У меня, скорее, была бы морская болезнь, если бы я взгромоздился на высокие каблуки. Но и без каблуков от стрекотания красотки у меня начала кружиться голова. Она говорила без остановки. Напрягать слух в клубе требовало постоянных усилий. В особенности, чтобы понимать английский язык. Когда она восхваляла смелость какой-то певицы, которая покрасила себе волосы в каштановый цвет, я переключился на альтернативную волну. Потом я спросил Кики, что она думает о Брюсе. И на его счет ей было что сказать.
— Уже минимум десять лет, как я больше не слушаю его диски, — ответила девушка. — Но их еще неплохо покупают старики вашего возраста. Это хороший рокер, жаль, что он разыгрывает из себя джентльмена. Бедняга создан для этого, как я — чтобы быть горничной. Похоже, на него наложила лапы какая-то французская аристократка. Она будет вертеть им, как захочет. Он не изобрел велосипед, и он сноб, как метрдотели. Если она возьмется за него как следует, то заставит его реставрировать весь его родной Вайоминг.

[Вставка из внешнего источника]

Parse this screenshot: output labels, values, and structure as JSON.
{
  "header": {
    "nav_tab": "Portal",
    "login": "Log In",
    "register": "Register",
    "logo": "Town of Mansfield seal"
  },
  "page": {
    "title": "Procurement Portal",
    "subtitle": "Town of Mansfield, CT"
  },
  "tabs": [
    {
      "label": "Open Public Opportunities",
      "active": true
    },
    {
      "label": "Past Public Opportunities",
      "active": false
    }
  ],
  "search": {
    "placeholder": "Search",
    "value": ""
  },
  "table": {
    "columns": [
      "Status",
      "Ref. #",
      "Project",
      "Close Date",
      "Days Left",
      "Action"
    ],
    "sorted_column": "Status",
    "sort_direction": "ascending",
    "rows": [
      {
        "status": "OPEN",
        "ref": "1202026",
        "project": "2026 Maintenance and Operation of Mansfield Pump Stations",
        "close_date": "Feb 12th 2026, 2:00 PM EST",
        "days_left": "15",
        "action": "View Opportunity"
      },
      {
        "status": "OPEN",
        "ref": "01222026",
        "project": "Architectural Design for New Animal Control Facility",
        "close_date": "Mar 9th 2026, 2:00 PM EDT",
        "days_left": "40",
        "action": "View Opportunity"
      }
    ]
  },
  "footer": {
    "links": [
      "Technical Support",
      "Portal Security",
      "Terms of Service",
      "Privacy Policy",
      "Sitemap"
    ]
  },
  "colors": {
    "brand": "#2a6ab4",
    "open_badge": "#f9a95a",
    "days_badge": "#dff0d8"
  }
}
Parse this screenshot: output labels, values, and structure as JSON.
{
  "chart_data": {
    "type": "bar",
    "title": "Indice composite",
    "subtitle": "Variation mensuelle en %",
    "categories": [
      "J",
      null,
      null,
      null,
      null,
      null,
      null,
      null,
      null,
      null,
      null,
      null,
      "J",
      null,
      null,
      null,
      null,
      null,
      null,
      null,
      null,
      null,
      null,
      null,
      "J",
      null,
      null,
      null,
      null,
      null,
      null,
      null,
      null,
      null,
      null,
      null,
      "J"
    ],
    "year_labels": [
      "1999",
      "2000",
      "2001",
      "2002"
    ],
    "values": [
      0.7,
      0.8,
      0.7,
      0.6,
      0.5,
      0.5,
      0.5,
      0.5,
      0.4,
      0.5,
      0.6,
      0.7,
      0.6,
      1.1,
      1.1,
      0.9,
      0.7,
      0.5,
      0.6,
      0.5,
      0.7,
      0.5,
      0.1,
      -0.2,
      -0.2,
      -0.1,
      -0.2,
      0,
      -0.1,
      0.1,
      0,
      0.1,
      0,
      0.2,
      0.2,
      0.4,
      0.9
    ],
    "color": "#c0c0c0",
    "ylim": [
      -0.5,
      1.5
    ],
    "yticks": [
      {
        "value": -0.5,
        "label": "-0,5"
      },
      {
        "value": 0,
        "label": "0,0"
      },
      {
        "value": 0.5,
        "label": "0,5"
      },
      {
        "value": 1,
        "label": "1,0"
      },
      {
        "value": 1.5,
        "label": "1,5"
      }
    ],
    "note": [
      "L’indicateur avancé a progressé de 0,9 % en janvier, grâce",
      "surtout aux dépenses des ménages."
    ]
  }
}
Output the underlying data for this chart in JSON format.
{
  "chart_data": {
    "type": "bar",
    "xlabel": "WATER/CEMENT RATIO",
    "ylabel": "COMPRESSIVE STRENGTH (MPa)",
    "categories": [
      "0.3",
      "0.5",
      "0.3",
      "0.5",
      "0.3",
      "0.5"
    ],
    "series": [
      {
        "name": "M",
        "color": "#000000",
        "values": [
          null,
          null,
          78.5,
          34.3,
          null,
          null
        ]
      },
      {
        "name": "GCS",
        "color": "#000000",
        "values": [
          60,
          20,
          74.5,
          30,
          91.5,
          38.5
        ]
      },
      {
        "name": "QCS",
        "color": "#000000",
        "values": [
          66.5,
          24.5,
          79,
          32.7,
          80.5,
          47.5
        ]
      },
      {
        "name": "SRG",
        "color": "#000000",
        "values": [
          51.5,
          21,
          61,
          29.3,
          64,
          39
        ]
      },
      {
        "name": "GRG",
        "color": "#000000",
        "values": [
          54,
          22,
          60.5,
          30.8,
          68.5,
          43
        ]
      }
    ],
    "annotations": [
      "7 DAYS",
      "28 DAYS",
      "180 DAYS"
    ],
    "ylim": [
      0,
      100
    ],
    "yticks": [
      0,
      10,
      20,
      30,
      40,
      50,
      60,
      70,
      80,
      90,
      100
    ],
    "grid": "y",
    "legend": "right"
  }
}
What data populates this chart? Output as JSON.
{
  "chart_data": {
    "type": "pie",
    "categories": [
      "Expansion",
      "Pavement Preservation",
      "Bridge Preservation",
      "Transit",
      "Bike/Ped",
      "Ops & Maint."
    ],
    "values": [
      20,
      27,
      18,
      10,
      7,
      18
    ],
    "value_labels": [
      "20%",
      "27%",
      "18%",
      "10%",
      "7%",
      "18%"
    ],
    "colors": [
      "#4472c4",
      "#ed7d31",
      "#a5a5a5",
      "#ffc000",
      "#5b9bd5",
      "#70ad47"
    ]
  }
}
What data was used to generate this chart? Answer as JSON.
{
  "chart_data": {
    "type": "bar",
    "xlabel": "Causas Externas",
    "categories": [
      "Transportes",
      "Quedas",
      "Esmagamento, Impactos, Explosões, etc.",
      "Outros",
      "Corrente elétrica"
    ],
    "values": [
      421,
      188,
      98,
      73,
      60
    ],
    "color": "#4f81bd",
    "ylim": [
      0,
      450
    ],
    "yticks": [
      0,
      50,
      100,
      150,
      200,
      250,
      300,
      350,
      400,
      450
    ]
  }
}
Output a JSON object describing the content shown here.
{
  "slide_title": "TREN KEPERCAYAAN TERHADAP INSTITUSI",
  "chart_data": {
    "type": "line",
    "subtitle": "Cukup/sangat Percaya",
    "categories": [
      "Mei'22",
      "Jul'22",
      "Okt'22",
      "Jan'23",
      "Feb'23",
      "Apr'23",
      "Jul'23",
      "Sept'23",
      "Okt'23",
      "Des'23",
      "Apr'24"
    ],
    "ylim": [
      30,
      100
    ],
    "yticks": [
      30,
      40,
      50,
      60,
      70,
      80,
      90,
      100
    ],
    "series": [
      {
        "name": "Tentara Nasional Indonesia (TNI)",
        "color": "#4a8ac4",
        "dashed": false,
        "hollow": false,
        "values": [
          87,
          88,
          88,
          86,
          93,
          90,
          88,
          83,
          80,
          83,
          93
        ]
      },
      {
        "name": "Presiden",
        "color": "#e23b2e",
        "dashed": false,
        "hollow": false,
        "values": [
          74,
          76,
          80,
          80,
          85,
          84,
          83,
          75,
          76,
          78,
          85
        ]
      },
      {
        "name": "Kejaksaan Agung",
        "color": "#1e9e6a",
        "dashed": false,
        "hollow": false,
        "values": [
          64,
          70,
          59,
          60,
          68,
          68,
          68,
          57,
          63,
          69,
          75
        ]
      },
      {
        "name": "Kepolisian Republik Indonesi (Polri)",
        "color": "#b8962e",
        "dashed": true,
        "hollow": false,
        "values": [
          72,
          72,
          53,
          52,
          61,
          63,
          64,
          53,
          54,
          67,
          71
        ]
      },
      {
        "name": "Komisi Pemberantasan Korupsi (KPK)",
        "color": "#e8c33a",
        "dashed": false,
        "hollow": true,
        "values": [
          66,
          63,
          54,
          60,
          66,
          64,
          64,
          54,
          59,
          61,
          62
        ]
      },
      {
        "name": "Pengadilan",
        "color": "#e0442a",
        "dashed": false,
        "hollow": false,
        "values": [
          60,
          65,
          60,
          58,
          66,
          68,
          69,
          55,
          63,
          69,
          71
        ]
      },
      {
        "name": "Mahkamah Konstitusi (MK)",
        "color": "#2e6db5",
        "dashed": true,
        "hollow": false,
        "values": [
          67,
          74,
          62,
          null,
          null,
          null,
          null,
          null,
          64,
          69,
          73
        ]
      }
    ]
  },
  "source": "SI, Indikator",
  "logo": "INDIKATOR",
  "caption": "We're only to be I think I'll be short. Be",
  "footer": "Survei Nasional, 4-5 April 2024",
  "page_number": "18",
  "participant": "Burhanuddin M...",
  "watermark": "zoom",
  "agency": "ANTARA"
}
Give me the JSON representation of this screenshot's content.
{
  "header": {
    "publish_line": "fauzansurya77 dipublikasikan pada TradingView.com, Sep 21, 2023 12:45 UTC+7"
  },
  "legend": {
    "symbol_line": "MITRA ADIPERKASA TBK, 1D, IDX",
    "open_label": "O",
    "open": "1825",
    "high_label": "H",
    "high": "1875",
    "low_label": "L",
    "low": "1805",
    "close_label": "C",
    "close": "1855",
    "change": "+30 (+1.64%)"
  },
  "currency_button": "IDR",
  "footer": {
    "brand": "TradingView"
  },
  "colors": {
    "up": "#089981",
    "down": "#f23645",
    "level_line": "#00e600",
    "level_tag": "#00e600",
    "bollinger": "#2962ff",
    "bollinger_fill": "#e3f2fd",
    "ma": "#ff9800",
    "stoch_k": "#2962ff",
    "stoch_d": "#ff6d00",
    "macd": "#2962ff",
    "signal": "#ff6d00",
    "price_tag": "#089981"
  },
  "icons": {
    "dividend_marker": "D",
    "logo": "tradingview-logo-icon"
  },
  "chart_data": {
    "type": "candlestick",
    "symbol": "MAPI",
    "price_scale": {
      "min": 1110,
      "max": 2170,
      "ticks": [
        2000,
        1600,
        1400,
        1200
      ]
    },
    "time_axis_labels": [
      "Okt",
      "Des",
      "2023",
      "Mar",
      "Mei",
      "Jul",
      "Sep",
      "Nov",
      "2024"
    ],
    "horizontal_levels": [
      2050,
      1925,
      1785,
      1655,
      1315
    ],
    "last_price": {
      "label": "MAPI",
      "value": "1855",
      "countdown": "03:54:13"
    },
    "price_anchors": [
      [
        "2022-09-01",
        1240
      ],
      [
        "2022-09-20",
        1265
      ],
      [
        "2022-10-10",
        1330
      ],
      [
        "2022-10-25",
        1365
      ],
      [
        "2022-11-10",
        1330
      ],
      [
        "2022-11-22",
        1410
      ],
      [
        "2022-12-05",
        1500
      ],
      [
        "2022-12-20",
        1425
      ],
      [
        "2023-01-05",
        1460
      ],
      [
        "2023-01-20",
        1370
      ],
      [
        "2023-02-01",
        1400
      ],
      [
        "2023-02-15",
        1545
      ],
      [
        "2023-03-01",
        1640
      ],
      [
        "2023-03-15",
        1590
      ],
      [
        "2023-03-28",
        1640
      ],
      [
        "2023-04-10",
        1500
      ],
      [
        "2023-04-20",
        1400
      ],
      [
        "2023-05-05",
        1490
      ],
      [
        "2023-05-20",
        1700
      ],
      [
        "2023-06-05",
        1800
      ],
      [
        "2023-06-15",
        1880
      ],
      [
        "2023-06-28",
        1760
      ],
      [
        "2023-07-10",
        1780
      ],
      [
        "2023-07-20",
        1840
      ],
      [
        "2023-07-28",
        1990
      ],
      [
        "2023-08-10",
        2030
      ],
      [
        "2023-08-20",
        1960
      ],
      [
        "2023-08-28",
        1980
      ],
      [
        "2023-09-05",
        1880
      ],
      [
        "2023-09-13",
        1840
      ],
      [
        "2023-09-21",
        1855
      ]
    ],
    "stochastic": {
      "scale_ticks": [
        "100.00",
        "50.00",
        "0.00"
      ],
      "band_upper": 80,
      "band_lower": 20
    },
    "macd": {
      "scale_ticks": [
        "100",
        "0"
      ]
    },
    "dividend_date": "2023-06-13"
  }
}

Я с удовольствием послушал бы еще, что Кики скажет по этому поводу, но парень, сидевший рядом со мной, взял ее за руку и повел танцевать. Я налил себе добрую порцию виски «Гленфиддик», а потом снялся с якоря, чтобы побродить среди знаменитостей. Кроме Джонни Холлидея, Эдди Митчелла, Этьена Дао и еще полутора десятка стариков, я не мог бы назвать здесь какую-либо французскую звезду из мира музыки. По обрывкам разговоров присутствовавших друг с другом я понял, что основу соуса этой танцульки составляли рэперы и молодежь из «Академии звезд». Мне им нечего было сказать, и даже если бы у меня появилось такое желание, они бы все равно не стали меня слушать. Я чувствовал себя совсем чужим, но выпил еще виски, и усталость и скука тут же исчезли. Я поздоровался с Натали Бай
[73], которая сразу же сплавила мне на руки жалкую развалину, от которой она явно желала отделаться. Это был Шарль де Дейер, важная шишка в «Синепрод», большом агентстве по найму актеров. Журнал «Сенсации» регулярно вел с ним переговоры о том, чтобы жеребцы из его конюшни поучаствовали в фотосессии или дали нам интервью. Дейер был человеком неудобным. Если его подопечные не попадали на экран, то его ответом неизменно было «нет». С ним было не до шуток. Актриса должна быть на экране — и все. Чем меньше ее увидят в других местах, тем лучше для ее карьеры. Он никогда не облегчал нам наши задачи. Однако, накачавшись спиртным, железный человек превратился в кусок каучука… Дейер с трудом бы прочел по складам свое имя, но он хорошо знал, что такое журнал «Сенсации»: он положил мне руку на плечо и стал говорить, что мы делаем лучший иллюстрированный журнал в мире. Это действительно так, и, изголодавшись по комплиментам, я остался с ним, вместо того чтобы дать ему проспаться, оставив его в кресле. Хорошая идея: я не сходил с места, а все молодые французские актрисы подходили к нам, чтобы его поприветствовать, — раз за разом только и слышалось: «Шарль, Шарль…» Правда, они сразу уходили, как только понимали, в каком Дейер состоянии. Он, с отяжелевшими веками, но не потерявший остроты глаза, по поводу каждой делал какое-либо язвительное замечание. Одна актриса, слишком сильно накрашенная, по его словам, рисовала линию своей жизни карандашом для подводки глаз. Другая, слишком худая и одетая в оранжевую кофточку, была похожа на морковку. Он не отличался добротой, и алкоголь в этом смысле ничего не менял. Вдруг какой-то скелет уселся к Дейеру на колени и расцеловал его в обе щеки. Я слышал стук лопаток и ключиц. Из вежливости девица поздоровалась и со мной, а я по доброте душевной посоветовал ей вернуться домой и лечь спать, потому что в ее возрасте ей нужно рано вставать, чтобы идти в школу. Она пожала плечами:— Нормальные расписания существуют для обычных людей. А я звезда. Это моя профессия. У меня расписание звезды.
Сказав это, девица нас оставила. Что это за клоунесса?